You: “It’s amazing women even get paid for having a baby these days.”

These are funny because they completely undermine my fear of being able to function after the baby because of my chronic illness and being able to support us. I get to feel more inadequate than the average healthy woman having a baby, while feeling guilty that I’m not more grateful.

7)   “Oh yeah I had a lot of fast heart rate when I was pregnant too.”

Unless you’re a POTS or NCS patient, or dealing with a chronic illness that has extremes in heart rate, I find your statement hilariously naïve.

The SICK CHEF Cooking Show! and I Love You My Little Thyroid

Genevieve Tyrrell

The SICK CHEF Cooking Show!

I had a 15 minute burst of energy enough to make the fiancé and I some chicken soup. (See cooking special below for absurdity).

Overall it’s been a gloriously ill ride the last couple of days. I had a brief burst of energy the Thursday after the ER, but I spent most of that energy doing the most basic of things like cleaning, eating, and grading creative writing papers. That said, I may have overdid it, because Friday (today) I’m wiped out again.

But that’s the way with POTS and a lot of chronic illnesses. We might have brief bursts of energy—and often we aren’t sure whether we should even use them. We don’t want to use ALL of our energy. And maybe that burst is all we’ll have for days. But then sometimes, I just embrace it and use it. I never know if I’ll have more again anytime soon, so it’s best to just get what I can get, particularly now that I’ve got the secondary virus and bronchitis with sinusitis I’m fighting.

Some of what makes the wax and wane of energy so crappy, doesn't even have anything to do with my body. It's when people see people like me have a brief burst of energy and they think we’re okay. They think, “Oh she’s fine again.” No. More often than not it is short lived.


I Love you my little Thyroid

Last night a bunch of my hair fell out in the shower in two lumps in my hand. Mind you I have the finest, thinnest hair already. Losing it makes me cringe.

It sucks, but it’s not uncommon. I have hypothyroidism and when I get really ill, sometimes that puts a strain on my thyroid to the point where I end up with clumps of hair in my hand, standing in the shower, sighing or cursing.

But I’m pregnant too, so that puts its own strain on the thyroid as well. Tests in the past month showed that my thyroid was doing well, but as with everything, I’ll have to get a follow-up test. It may be once I’m better from being sick with the virus and Bronchitis my thyroid will be fine. Or it could be now that the baby is much bigger at 5 months that I’ll need a higher dose.

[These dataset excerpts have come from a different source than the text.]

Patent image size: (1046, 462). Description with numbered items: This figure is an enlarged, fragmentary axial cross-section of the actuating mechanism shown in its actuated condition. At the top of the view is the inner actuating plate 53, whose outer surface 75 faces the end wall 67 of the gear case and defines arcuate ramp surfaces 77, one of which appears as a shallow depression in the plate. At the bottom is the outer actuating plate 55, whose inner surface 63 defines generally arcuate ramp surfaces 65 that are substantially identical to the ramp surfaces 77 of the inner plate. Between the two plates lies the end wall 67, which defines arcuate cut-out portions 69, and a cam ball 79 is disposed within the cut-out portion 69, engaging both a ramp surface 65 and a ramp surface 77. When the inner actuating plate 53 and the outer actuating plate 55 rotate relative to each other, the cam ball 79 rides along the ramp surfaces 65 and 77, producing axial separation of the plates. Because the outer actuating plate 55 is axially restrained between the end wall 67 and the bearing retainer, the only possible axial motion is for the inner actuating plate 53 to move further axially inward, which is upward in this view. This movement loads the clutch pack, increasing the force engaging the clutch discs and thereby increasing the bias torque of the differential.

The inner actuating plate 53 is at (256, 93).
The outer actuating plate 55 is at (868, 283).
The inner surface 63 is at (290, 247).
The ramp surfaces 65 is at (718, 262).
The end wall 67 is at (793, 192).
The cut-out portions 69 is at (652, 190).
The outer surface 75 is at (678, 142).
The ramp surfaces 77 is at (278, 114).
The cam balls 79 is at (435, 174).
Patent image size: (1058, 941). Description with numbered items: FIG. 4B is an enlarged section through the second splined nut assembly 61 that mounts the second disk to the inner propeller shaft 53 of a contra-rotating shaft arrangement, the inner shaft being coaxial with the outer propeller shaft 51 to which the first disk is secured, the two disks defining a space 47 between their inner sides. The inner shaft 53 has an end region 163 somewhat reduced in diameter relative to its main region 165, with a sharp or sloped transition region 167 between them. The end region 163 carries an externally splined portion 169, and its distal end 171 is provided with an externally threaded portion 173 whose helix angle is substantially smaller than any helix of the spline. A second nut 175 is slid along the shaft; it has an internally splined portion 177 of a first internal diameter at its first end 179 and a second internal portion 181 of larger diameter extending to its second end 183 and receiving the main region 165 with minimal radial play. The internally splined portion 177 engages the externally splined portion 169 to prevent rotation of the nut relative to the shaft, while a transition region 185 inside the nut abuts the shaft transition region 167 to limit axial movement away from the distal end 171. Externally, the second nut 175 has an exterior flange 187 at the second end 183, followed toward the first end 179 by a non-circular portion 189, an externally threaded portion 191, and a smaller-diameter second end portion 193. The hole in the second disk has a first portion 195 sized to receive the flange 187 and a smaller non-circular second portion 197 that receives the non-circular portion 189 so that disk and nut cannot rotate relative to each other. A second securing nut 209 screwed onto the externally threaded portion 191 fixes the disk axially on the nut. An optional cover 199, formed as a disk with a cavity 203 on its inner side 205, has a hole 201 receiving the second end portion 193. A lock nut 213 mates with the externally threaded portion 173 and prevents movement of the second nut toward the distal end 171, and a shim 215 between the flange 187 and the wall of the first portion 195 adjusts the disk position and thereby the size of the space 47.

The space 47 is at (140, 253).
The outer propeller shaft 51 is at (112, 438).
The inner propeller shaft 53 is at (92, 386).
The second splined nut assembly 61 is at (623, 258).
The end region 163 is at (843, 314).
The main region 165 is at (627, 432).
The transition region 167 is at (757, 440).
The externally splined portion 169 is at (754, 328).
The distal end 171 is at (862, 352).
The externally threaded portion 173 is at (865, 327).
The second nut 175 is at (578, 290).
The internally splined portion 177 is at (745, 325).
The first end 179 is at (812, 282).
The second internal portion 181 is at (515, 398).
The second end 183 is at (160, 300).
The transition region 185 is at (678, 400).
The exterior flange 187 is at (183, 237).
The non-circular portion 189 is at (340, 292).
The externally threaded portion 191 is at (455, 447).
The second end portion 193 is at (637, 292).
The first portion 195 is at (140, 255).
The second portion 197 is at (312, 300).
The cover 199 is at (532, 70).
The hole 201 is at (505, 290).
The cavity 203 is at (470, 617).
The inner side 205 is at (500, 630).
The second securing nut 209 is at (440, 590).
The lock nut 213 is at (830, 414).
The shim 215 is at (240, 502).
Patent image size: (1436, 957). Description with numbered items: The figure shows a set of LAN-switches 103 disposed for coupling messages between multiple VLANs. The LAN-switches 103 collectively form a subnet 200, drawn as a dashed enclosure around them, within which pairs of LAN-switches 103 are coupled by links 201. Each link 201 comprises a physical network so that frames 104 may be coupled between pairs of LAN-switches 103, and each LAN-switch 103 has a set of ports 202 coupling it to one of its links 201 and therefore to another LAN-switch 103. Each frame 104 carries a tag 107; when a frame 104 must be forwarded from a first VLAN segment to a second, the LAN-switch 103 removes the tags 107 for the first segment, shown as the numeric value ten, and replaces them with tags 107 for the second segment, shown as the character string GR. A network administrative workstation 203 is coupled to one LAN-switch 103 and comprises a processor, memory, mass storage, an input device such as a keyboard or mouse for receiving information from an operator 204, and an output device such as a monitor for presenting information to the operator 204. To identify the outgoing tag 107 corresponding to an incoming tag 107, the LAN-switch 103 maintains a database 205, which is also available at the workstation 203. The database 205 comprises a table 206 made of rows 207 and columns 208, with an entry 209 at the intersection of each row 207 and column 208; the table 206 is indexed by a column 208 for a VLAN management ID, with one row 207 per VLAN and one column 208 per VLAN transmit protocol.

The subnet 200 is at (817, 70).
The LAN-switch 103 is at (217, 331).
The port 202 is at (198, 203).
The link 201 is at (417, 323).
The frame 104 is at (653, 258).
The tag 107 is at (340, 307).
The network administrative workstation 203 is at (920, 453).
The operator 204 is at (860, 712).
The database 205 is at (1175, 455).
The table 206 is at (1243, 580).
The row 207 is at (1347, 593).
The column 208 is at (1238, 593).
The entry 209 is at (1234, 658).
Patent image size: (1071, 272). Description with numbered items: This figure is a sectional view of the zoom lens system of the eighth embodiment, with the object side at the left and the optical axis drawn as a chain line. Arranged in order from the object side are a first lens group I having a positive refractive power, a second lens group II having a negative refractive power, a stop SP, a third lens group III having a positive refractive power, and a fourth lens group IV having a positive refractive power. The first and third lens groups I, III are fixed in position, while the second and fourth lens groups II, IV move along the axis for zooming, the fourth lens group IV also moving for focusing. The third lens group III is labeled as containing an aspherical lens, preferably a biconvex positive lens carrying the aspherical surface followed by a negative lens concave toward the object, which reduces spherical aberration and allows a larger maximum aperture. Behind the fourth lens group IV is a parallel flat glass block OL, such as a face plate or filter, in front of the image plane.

That said, today I was out of my Armour thyroid.  And since Matt seemed so ill this morning, I didn’t have the heart to wake him to get it for me. Looking back, I probably should have just woken him. I felt shitty just from getting the meds. And then, after all that, I realized Dad had left me some of his spare pills in the house just for a situation like this. I'd forgotten all about them!